UM TIKKA Scope Rings

You are right.
SIN function will tell you the windage/elevation error caused by the corresponding elevation/windage holds/dials.
Increasing the cant angle increases the error trigonometrically
Increasing the hold/dial increases the error linearly

And yes, generally the elevation hold/dial is greater than the wind hold/dial, so its corresponding error is greater (error will be seen as a windage miss)


To measure the resolution of the bubble level graduations,
  1. set the level on top of a straight edge of known length (like a 48" carpenter level for example. You are only using it as a straight edge though, don't worry about what the level's bubble shows. just watch the UM level.)
  2. Shim the very outside edges of the straight edge until the UM level shows perfectly centered. This is now your starting point. Don't record the thickness of these shims.
  3. Add shims (to either side, doesn't matter), until the UM's bubble is just touching the line. Record the thickness of ADDED shims.

Now the following calc will determine what angle it took to move the UM bubble to the line. Make sure your calculator is set to "degrees" if you want degrees:
TAN^-1(ADDED shim thickness / straight edge length)

A more precise way to do it would be to start with the bubble touching one line, then shim until it touches the other line. Do the same equation, and then divide by 2
Embarrassingly, it took me almost a year to finally do this check. Following your procedure using a 12" metal straightedge and different thickness allen wrenches as shims, here's what I got:
arctan(0.245/(11+14/16)) = 1.18deg

repeated with a slightly different method:
arctan(0.223/10) = 1.28deg

This is where the outside edge of the bubble just touches the line. So I'd call it ~1.2deg, within the precision of my ability to measure it.

So to answer my question from above:
For instance at 600yds, 1deg of cant produces sin(1deg)*3.5mils elevation = 0.06mils windage, so I probably wouldn't sweat being within 1deg.
Keep it inside the lines and you're good.
 
Embarrassingly, it took me almost a year to finally do this check. Following your procedure using a 12" metal straightedge and different thickness allen wrenches as shims, here's what I got:
arctan(0.245/(11+14/16)) = 1.18deg

repeated with a slightly different method:
arctan(0.223/10) = 1.28deg

This is where the outside edge of the bubble just touches the line. So I'd call it ~1.2deg, within the precision of my ability to measure it.

So to answer my question from above:

Keep it inside the lines and you're good.
Thanks for the followup that is great information.

I'm the one who should be embarrassed.
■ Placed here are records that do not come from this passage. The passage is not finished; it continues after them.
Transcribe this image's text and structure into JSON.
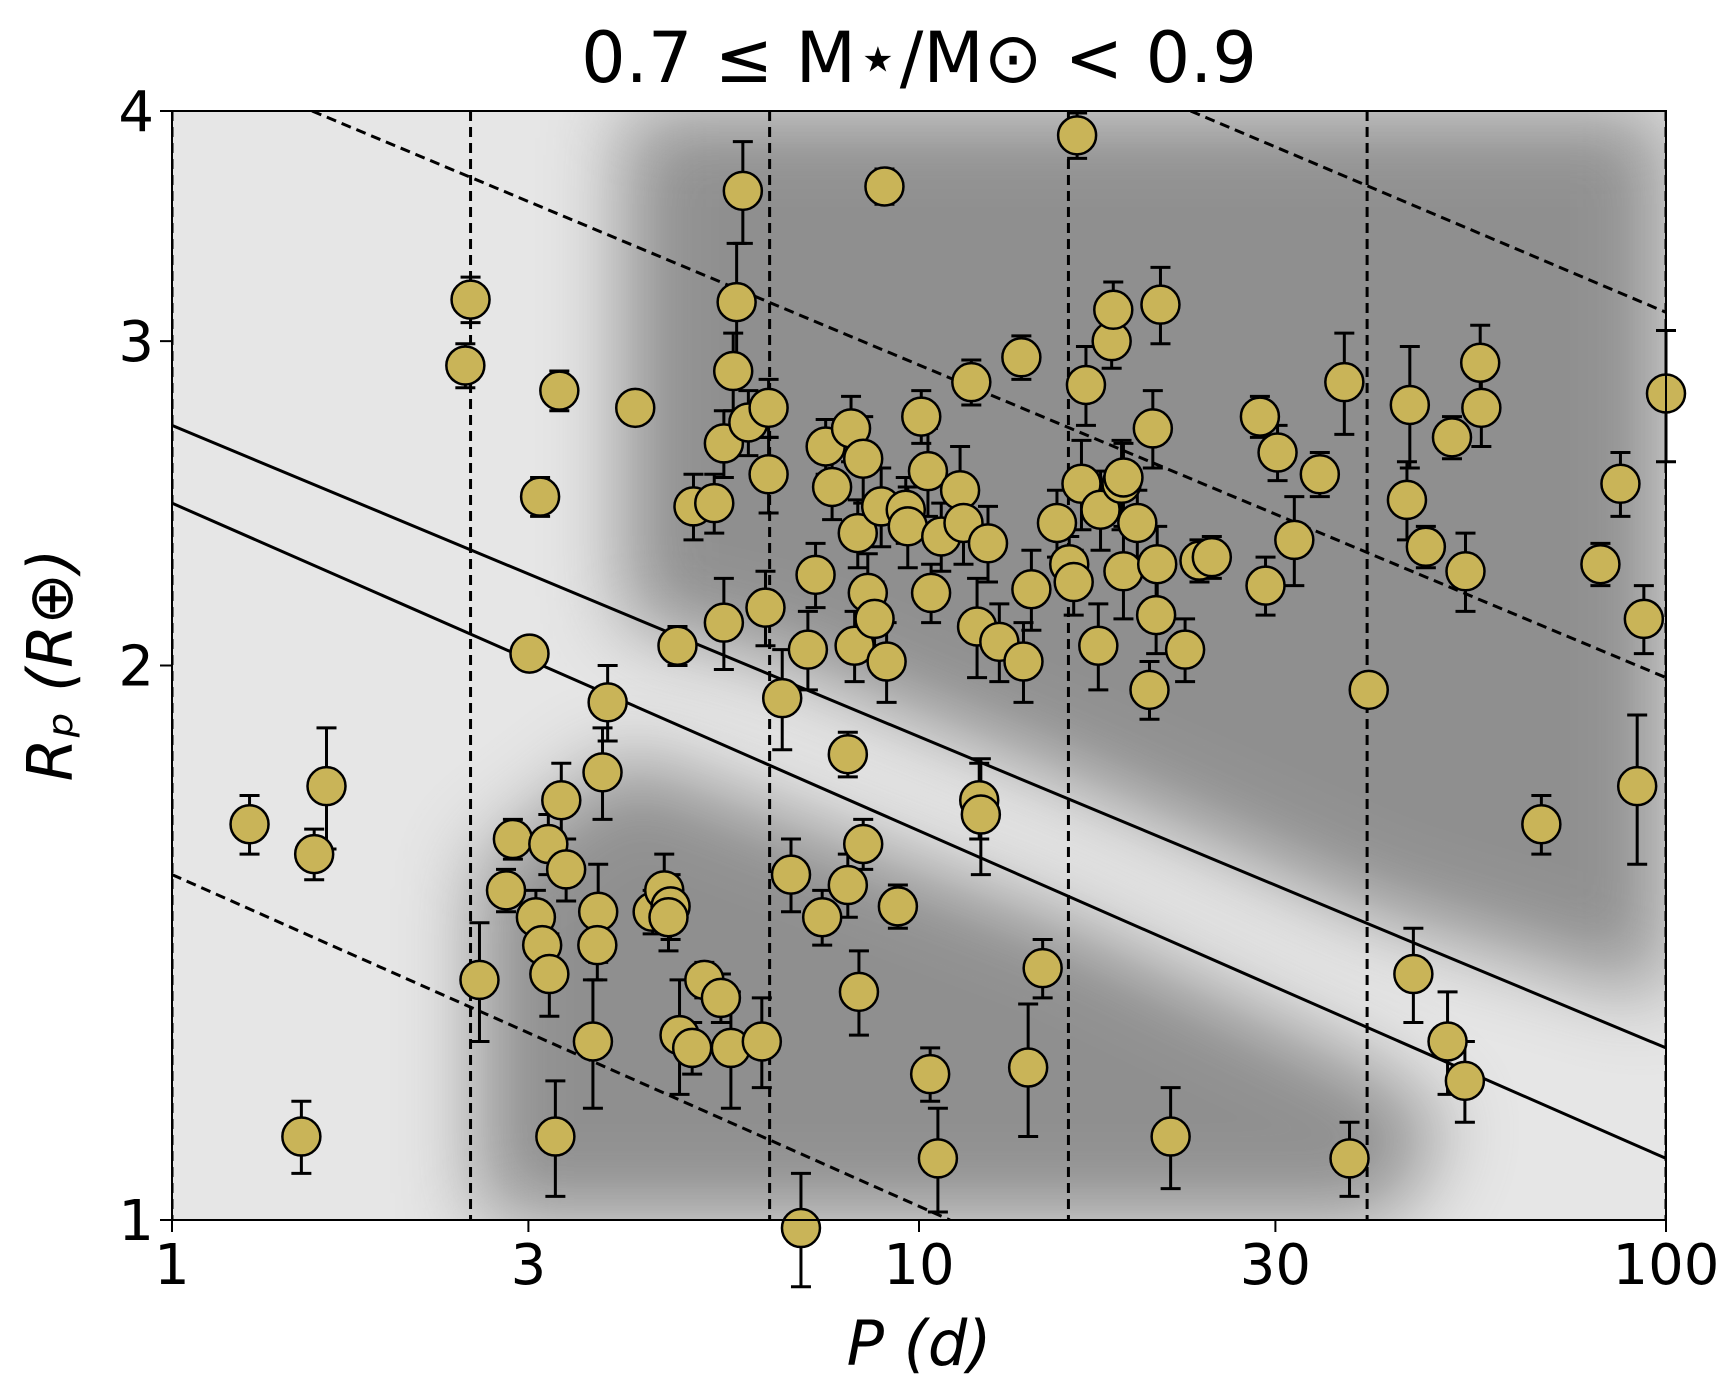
{
  "chart_data": {
    "type": "scatter",
    "title": "0.7 ≤ M⋆/M⊙ < 0.9",
    "xlabel": "P (d)",
    "ylabel": "Rₚ (R⊕)",
    "xscale": "log",
    "yscale": "log",
    "xlim": [
      1,
      100
    ],
    "ylim": [
      1,
      4
    ],
    "xticks": [
      1,
      3,
      10,
      30,
      100
    ],
    "yticks": [
      1,
      2,
      3,
      4
    ],
    "vlines": [
      1,
      2.51,
      6.31,
      15.85,
      39.8,
      100
    ],
    "lines": [
      {
        "style": "solid",
        "x": [
          1,
          100
        ],
        "y": [
          2.7,
          1.24
        ]
      },
      {
        "style": "solid",
        "x": [
          1,
          100
        ],
        "y": [
          2.45,
          1.08
        ]
      },
      {
        "style": "dashed",
        "x": [
          1,
          11
        ],
        "y": [
          1.54,
          1
        ]
      },
      {
        "style": "dashed",
        "x": [
          1.54,
          100
        ],
        "y": [
          4,
          1.97
        ]
      },
      {
        "style": "dashed",
        "x": [
          23.1,
          100
        ],
        "y": [
          4,
          3.11
        ]
      }
    ],
    "series": [
      {
        "color": "#c9b458",
        "x": [
          1.27,
          1.55,
          1.61,
          1.49,
          2.47,
          2.51,
          2.58,
          3.01,
          3.11,
          3.3,
          2.86,
          2.8,
          3.07,
          3.13,
          3.2,
          3.19,
          3.32,
          3.37,
          3.26,
          3.72,
          3.71,
          3.66,
          3.77,
          3.83,
          4.17,
          4.75,
          4.4,
          4.56,
          4.65,
          4.62,
          4.78,
          4.97,
          4.99,
          5.32,
          5.16,
          5.43,
          5.6,
          5.48,
          5.48,
          5.64,
          5.7,
          5.81,
          5.91,
          6.29,
          6.29,
          6.23,
          6.16,
          6.56,
          6.74,
          6.95,
          7.1,
          7.27,
          7.42,
          7.5,
          7.65,
          8.03,
          8.03,
          8.11,
          8.2,
          8.28,
          8.31,
          8.42,
          8.42,
          8.54,
          8.72,
          8.9,
          9.05,
          8.99,
          9.37,
          9.6,
          9.66,
          10.07,
          10.28,
          10.38,
          10.35,
          10.6,
          10.71,
          11.35,
          11.47,
          11.75,
          11.96,
          12.04,
          12.1,
          12.37,
          12.81,
          13.71,
          13.8,
          14.0,
          14.14,
          14.64,
          15.3,
          15.89,
          16.11,
          16.28,
          16.5,
          16.73,
          17.38,
          17.5,
          18.11,
          18.2,
          18.67,
          18.78,
          18.78,
          19.6,
          20.35,
          20.56,
          20.77,
          20.84,
          21.05,
          21.72,
          22.71,
          23.74,
          24.66,
          28.6,
          29.1,
          30.2,
          31.8,
          34.4,
          37.1,
          37.7,
          40.0,
          45.0,
          45.4,
          45.9,
          47.7,
          51.0,
          51.7,
          53.8,
          53.9,
          56.6,
          56.4,
          68.1,
          81.7,
          86.9,
          91.5,
          93.4,
          100
        ],
        "y": [
          1.64,
          1.58,
          1.72,
          1.11,
          2.91,
          3.16,
          1.35,
          2.03,
          2.47,
          2.82,
          1.61,
          1.51,
          1.46,
          1.41,
          1.36,
          1.6,
          1.69,
          1.55,
          1.11,
          1.47,
          1.41,
          1.25,
          1.75,
          1.91,
          2.76,
          2.05,
          1.47,
          1.51,
          1.48,
          1.46,
          1.26,
          1.24,
          2.44,
          2.45,
          1.35,
          1.32,
          1.24,
          2.11,
          2.64,
          2.89,
          3.15,
          3.62,
          2.71,
          2.76,
          2.54,
          2.15,
          1.25,
          1.92,
          1.54,
          0.99,
          2.04,
          2.24,
          1.46,
          2.63,
          2.5,
          1.52,
          1.79,
          2.69,
          2.05,
          2.36,
          1.33,
          2.59,
          1.6,
          2.19,
          2.12,
          2.44,
          2.01,
          3.64,
          1.48,
          2.43,
          2.38,
          2.73,
          2.55,
          2.19,
          1.2,
          1.08,
          2.35,
          2.49,
          2.39,
          2.85,
          2.1,
          1.69,
          1.66,
          2.33,
          2.06,
          2.94,
          2.01,
          1.21,
          2.2,
          1.37,
          2.39,
          2.27,
          2.22,
          3.88,
          2.51,
          2.84,
          2.05,
          2.43,
          3.0,
          3.12,
          2.51,
          2.25,
          2.53,
          2.39,
          1.94,
          2.69,
          2.13,
          2.27,
          3.14,
          1.11,
          2.04,
          2.28,
          2.29,
          2.73,
          2.21,
          2.61,
          2.34,
          2.54,
          2.85,
          1.08,
          1.94,
          2.46,
          2.77,
          1.36,
          2.32,
          1.25,
          2.66,
          1.19,
          2.25,
          2.76,
          2.92,
          1.64,
          2.27,
          2.51,
          1.72,
          2.12,
          2.81
        ],
        "yerr": [
          0.06,
          0.05,
          0.13,
          0.05,
          0.08,
          0.09,
          0.1,
          0.04,
          0.06,
          0.07,
          0.04,
          0.04,
          0.05,
          0.06,
          0.07,
          0.06,
          0.08,
          0.06,
          0.08,
          0.09,
          0.06,
          0.1,
          0.1,
          0.09,
          0.05,
          0.05,
          0.04,
          0.07,
          0.06,
          0.06,
          0.09,
          0.04,
          0.1,
          0.09,
          0.03,
          0.04,
          0.09,
          0.12,
          0.11,
          0.14,
          0.24,
          0.23,
          0.11,
          0.1,
          0.12,
          0.1,
          0.07,
          0.12,
          0.07,
          0.07,
          0.1,
          0.09,
          0.05,
          0.09,
          0.1,
          0.06,
          0.05,
          0.11,
          0.09,
          0.1,
          0.07,
          0.14,
          0.05,
          0.11,
          0.1,
          0.12,
          0.1,
          0.08,
          0.04,
          0.1,
          0.12,
          0.09,
          0.14,
          0.08,
          0.04,
          0.07,
          0.1,
          0.14,
          0.12,
          0.08,
          0.13,
          0.08,
          0.12,
          0.11,
          0.1,
          0.08,
          0.1,
          0.1,
          0.11,
          0.05,
          0.1,
          0.08,
          0.09,
          0.11,
          0.14,
          0.14,
          0.11,
          0.12,
          0.1,
          0.11,
          0.14,
          0.13,
          0.11,
          0.1,
          0.07,
          0.13,
          0.1,
          0.11,
          0.15,
          0.07,
          0.08,
          0.06,
          0.06,
          0.07,
          0.08,
          0.09,
          0.13,
          0.07,
          0.18,
          0.05,
          0.02,
          0.12,
          0.21,
          0.08,
          0.06,
          0.08,
          0.07,
          0.06,
          0.11,
          0.13,
          0.14,
          0.06,
          0.06,
          0.1,
          0.16,
          0.09,
          0.23
        ]
      }
    ]
  }
}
Thinking about this again, it should be arcsin and not arctan

I will edit my post, but I digress. This is a small angle approximation... arcsin ≈ arctan and your result will be the same!
 
Does anyone know if the low 34mm rings will fit with a Leupold 4.5-18x52 (or 6-24x52 since it's the same tube) on a Tikka factory lite contour?
 
Ha. I've actually lurked here a long time some I'm pretty familar with the drop evals. I have quite a few SWFA scopes and a Maven 1.2 as well. I do really like a lot about the new Mark 4 Leupolds, so hoping they won't lose zero when I look at them wrong.
 
Threading and pounding in the recoil stops is such a pain in the ass with these rings.

And wish UM could make some lower rings too.